DGB-Chef Hoffmann übt den Schulterschluss mit dem Ver.di-Kollegen Bsirske: Nun treten beide für eine sanktionsfreie Mindestsicherung ein.

Demonstrierten Einigkeit: Frank Bsirske und Reiner Hoffmann in der Bundespressekonferenz Foto: dpa

BERLIN taz | In der Diskussion über eine Transformation von Hartz IV scheinen sich die gewerkschaftlichen Reihen wieder zu schließen. Bei einem gemeinsamen Auftritt am Donnerstag in Berlin übten der DGB-Vorsitzende Reiner Hoffmann und Ver.di-Chef Frank Bsirske den Schulterschluss. Beide würden für eine sanktionsfreie Mindestsicherung eintreten. „Ja, das war auch immer so“, versicherte Hoffmann.

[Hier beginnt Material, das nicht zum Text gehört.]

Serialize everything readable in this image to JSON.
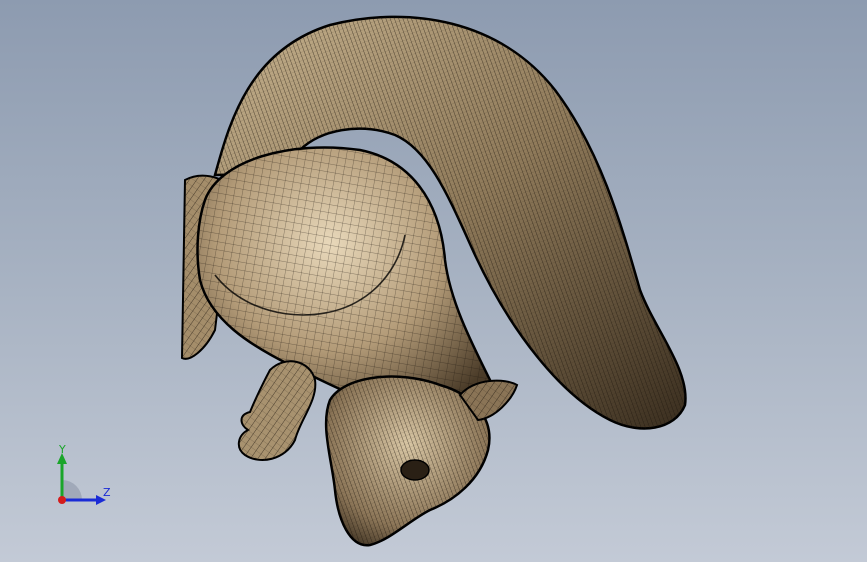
{
  "viewport": {
    "model_name": "",
    "render_mode": "wireframe-shaded",
    "colors": {
      "background_top": "#8d9bb0",
      "background_bottom": "#c3cad6",
      "model_fill": "#b9a27e",
      "model_highlight": "#e2d2b4",
      "mesh_line": "#1b140c"
    }
  },
  "triad": {
    "y_label": "Y",
    "z_label": "Z",
    "colors": {
      "x": "#d41c1c",
      "y": "#1aa52a",
      "z": "#1a2bd6"
    }
  }
}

Damit reagierte Deutschlands oberster Gewerkschafter auf heftige Irritationen, die er mit einem Interview am vergangenen Wochenende ausgelöst hatte. Ob es gutgehen könne, dass die Grünen das Hartz-System reformieren wollten, „indem sie Arbeitslose nicht mehr zwingen wollen, Arbeit aufzunehmen“, war er von den Zeitungen der Funke Mediengruppe gefragt worden. Seine Antwort: „Das ist keine gute Idee.“

Der DGB-Chef als Befürworter eines Zwangs zur Arbeitsaufnahme? Das hatte auch in Gewerkschaftskreisen für einigen Unmut gesorgt. Doch Hoffmann fühlt sich missverstanden. Aus gewerkschaftlicher Sicht müsse es darum gehen, „Menschen die Chance zu geben, in Erwerbsarbeit zu kommen, und ihnen nicht eine Prämie anzubieten, die sie von Erwerbsarbeit frei hält“, sagte er jetzt. Deswegen sei es wichtig, sich die Intention der verschiedenen Vorschläge zur Überwindung von Hartz IV genau anzuschauen. Das habe er nur deutlich machen wollen.

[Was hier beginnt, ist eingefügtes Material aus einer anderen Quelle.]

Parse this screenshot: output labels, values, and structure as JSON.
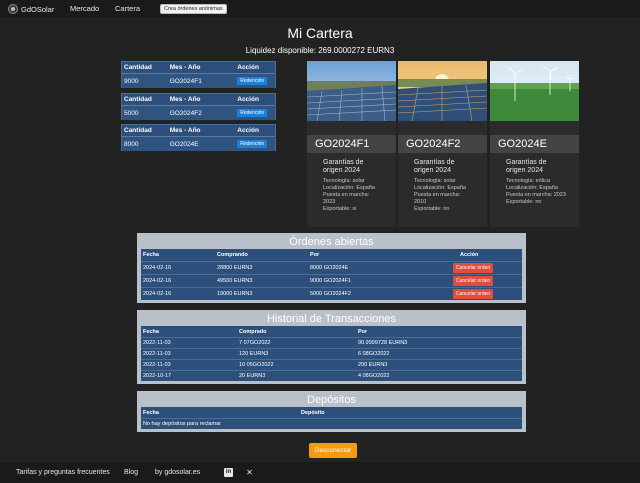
{
  "nav": {
    "brand": "GdOSolar",
    "links": [
      "Mercado",
      "Cartera"
    ],
    "anon_button": "Crea órdenes anónimas"
  },
  "page": {
    "title": "Mi Cartera",
    "liquidity": "Liquidez disponible: 269.0000272 EURN3"
  },
  "holdings": {
    "headers": [
      "Cantidad",
      "Mes - Año",
      "Acción"
    ],
    "rows": [
      {
        "qty": "9000",
        "period": "GO2024F1",
        "action": "Redención"
      },
      {
        "qty": "5000",
        "period": "GO2024F2",
        "action": "Redención"
      },
      {
        "qty": "8000",
        "period": "GO2024E",
        "action": "Redención"
      }
    ]
  },
  "cards": [
    {
      "name": "GO2024F1",
      "subtitle": "Garantías de origen 2024",
      "lines": [
        "Tecnología: solar",
        "Localización: España",
        "Puesta en marcha: 2023",
        "Exportable: si"
      ],
      "image": "solar-farm-image"
    },
    {
      "name": "GO2024F2",
      "subtitle": "Garantías de origen 2024",
      "lines": [
        "Tecnología: solar",
        "Localización: España",
        "Puesta en marcha: 2010",
        "Exportable: no"
      ],
      "image": "solar-farm-sunset-image"
    },
    {
      "name": "GO2024E",
      "subtitle": "Garantías de origen 2024",
      "lines": [
        "Tecnología: eólica",
        "Localización: España",
        "Puesta en marcha: 2023",
        "Exportable: no"
      ],
      "image": "wind-farm-image"
    }
  ],
  "open_orders": {
    "title": "Órdenes abiertas",
    "headers": [
      "Fecha",
      "Comprando",
      "Por",
      "Acción"
    ],
    "rows": [
      {
        "date": "2024-02-16",
        "buying": "28800 EURN3",
        "for": "8000 GO2024E",
        "action": "Cancelar orden"
      },
      {
        "date": "2024-02-16",
        "buying": "49500 EURN3",
        "for": "9000 GO2024F1",
        "action": "Cancelar orden"
      },
      {
        "date": "2024-02-16",
        "buying": "19000 EURN3",
        "for": "5000 GO2024F2",
        "action": "Cancelar orden"
      }
    ]
  },
  "history": {
    "title": "Historial de Transacciones",
    "headers": [
      "Fecha",
      "Comprado",
      "Por"
    ],
    "rows": [
      {
        "date": "2022-11-03",
        "bought": "7 07GO2022",
        "for": "90.9999728 EURN3"
      },
      {
        "date": "2022-11-03",
        "bought": "120 EURN3",
        "for": "6 08GO2022"
      },
      {
        "date": "2022-11-03",
        "bought": "10 05GO2022",
        "for": "200 EURN3"
      },
      {
        "date": "2022-10-17",
        "bought": "20 EURN3",
        "for": "4 08GO2022"
      }
    ]
  },
  "deposits": {
    "title": "Depósitos",
    "headers": [
      "Fecha",
      "Depósito"
    ],
    "empty": "No hay depósitos para reclamar"
  },
  "disconnect": "Desconectar",
  "footer": {
    "links": [
      "Tarifas y preguntas frecuentes",
      "Blog",
      "by gdosolar.es"
    ],
    "icons": [
      "linkedin-icon",
      "x-icon"
    ]
  },
  "colors": {
    "background": "#222222",
    "navbar": "#1a1a1a",
    "table_blue": "#2c4f7c",
    "panel_gray": "#b9c0c9",
    "redeem_button": "#1e7fd6",
    "cancel_button": "#e34b3c",
    "disconnect_button": "#f39c12"
  }
}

Gleichwohl würden die Gewerkschaften „das System von Sanktionen im Hartz-IV-Bereich massiv kritisieren“, beteuerte Hoffmann. Er habe da auch persönlich „eine ganz klare Haltung“ und liege in dieser Frage mit dem Grünen-Vorsitzenden Robert Habeck „auch gar nicht groß auseinander“. Habeck hatte in einem Strategiepapier in der vergangenen Woche für eine Grundsicherung ohne Arbeitszwang und Sanktionen plädiert.

Die aktuelle Diskussion über Hartz IV sei „nur zu begrüßen“, sagte Ver.di-Chef Bsirske. Das Ziel müsse ein sanktionsfreies, bedarfgeprüftes und auskömmliches Mindestsicherungsniveau sein. Erforderlich sei ein deutlicher Anstieg der Regelsätze. Ablehnen würden die Gewerkschaften demgegenüber ein Sanktionssystem, das die Menschen unter das Existenzminimum treibe. Da Hartz IV inklusive des Wohngelds genau dieses Existenzminimum abbilden soll, „kann es nicht gekürzt werden“, sagte Bsirske entschlossen – und unter kräftigem Kopfnicken Hoffmanns.

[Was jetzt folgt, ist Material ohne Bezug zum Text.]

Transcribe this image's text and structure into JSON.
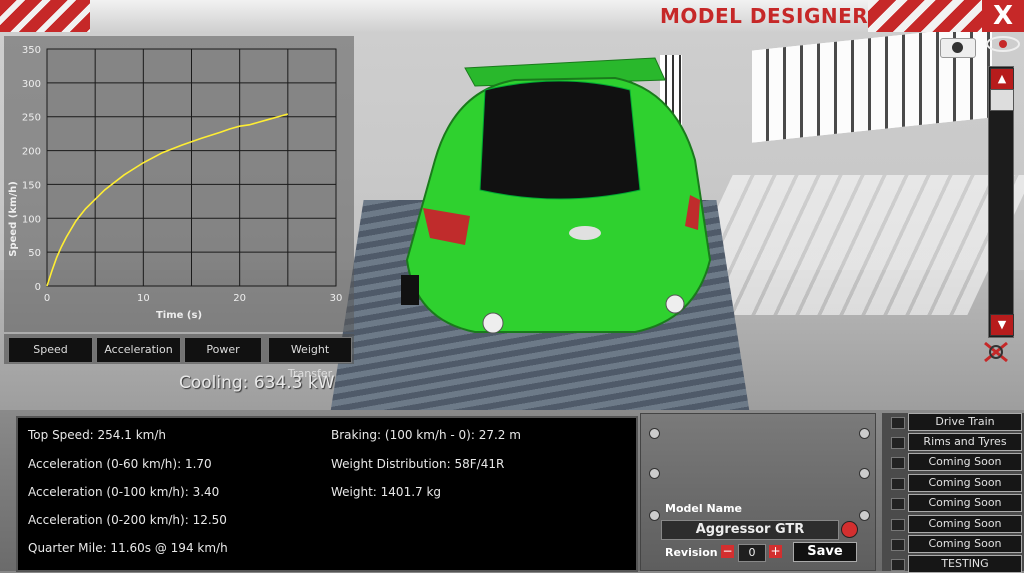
{
  "window": {
    "title": "MODEL DESIGNER",
    "close_label": "X"
  },
  "graph": {
    "chart_data": {
      "type": "line",
      "xlabel": "Time (s)",
      "ylabel": "Speed (km/h)",
      "xlim": [
        0,
        30
      ],
      "ylim": [
        0,
        350
      ],
      "xticks": [
        0,
        10,
        20,
        30
      ],
      "yticks": [
        0,
        50,
        100,
        150,
        200,
        250,
        300,
        350
      ],
      "grid": true,
      "series": [
        {
          "color": "#ffee33",
          "x": [
            0,
            0.5,
            1,
            1.5,
            2,
            3,
            4,
            5,
            6,
            8,
            10,
            12,
            14,
            16,
            18,
            19,
            20,
            21,
            22,
            23,
            24,
            25
          ],
          "y": [
            0,
            22,
            42,
            58,
            72,
            96,
            114,
            128,
            142,
            164,
            182,
            197,
            208,
            218,
            227,
            232,
            236,
            238,
            242,
            246,
            250,
            254
          ]
        }
      ]
    },
    "tabs": [
      "Speed",
      "Acceleration",
      "Power",
      "Weight Transfer"
    ]
  },
  "cooling": "Cooling: 634.3 kW",
  "stats": {
    "top_speed": "Top Speed: 254.1 km/h",
    "accel_60": "Acceleration (0-60 km/h): 1.70",
    "accel_100": "Acceleration (0-100 km/h): 3.40",
    "accel_200": "Acceleration (0-200 km/h): 12.50",
    "quarter_mile": "Quarter Mile: 11.60s @ 194 km/h",
    "braking": "Braking: (100 km/h - 0): 27.2 m",
    "weight_dist": "Weight Distribution: 58F/41R",
    "weight": "Weight: 1401.7 kg"
  },
  "model": {
    "name_label": "Model Name",
    "name_value": "Aggressor GTR",
    "revision_label": "Revision",
    "revision_value": "0",
    "minus": "−",
    "plus": "+",
    "save_label": "Save"
  },
  "side_tabs": [
    "Drive Train",
    "Rims and Tyres",
    "Coming Soon",
    "Coming Soon",
    "Coming Soon",
    "Coming Soon",
    "Coming Soon",
    "TESTING"
  ],
  "scroll": {
    "up": "▲",
    "down": "▼"
  },
  "colors": {
    "accent_red": "#c62828",
    "car_green": "#2ecc2e",
    "curve_yellow": "#ffee33"
  },
  "icons": [
    "camera-icon",
    "eye-icon",
    "no-draw-icon",
    "randomize-icon"
  ]
}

DGB-Index „Gute Arbeit“ vorgestellt

Eigentlicher Anlass für das gemeinsames Erscheinen von Hoffmann und Bsirske vor der Bundespressekonferenz am Donnerstag war die Vorstellung des diesjährigen DGB-Index „Gute Arbeit“, einer seit 2007 durchgeführten repräsentativen Umfrage unter Beschäftigten in Deutschland zu ihren Arbeitsbedingungen.

45 Prozent der Beschäftigten erwarten, dass ihre Rente nicht ausreichen wird

Das zentrale Ergebnis der Befragung: Trotz positiver Konjunktur und guten Perspektiven auf dem Arbeitsmarkt bewerten die befragten Arbeitnehmerinnen und Arbeitnehmer ihre Arbeitsbedingungen kritisch.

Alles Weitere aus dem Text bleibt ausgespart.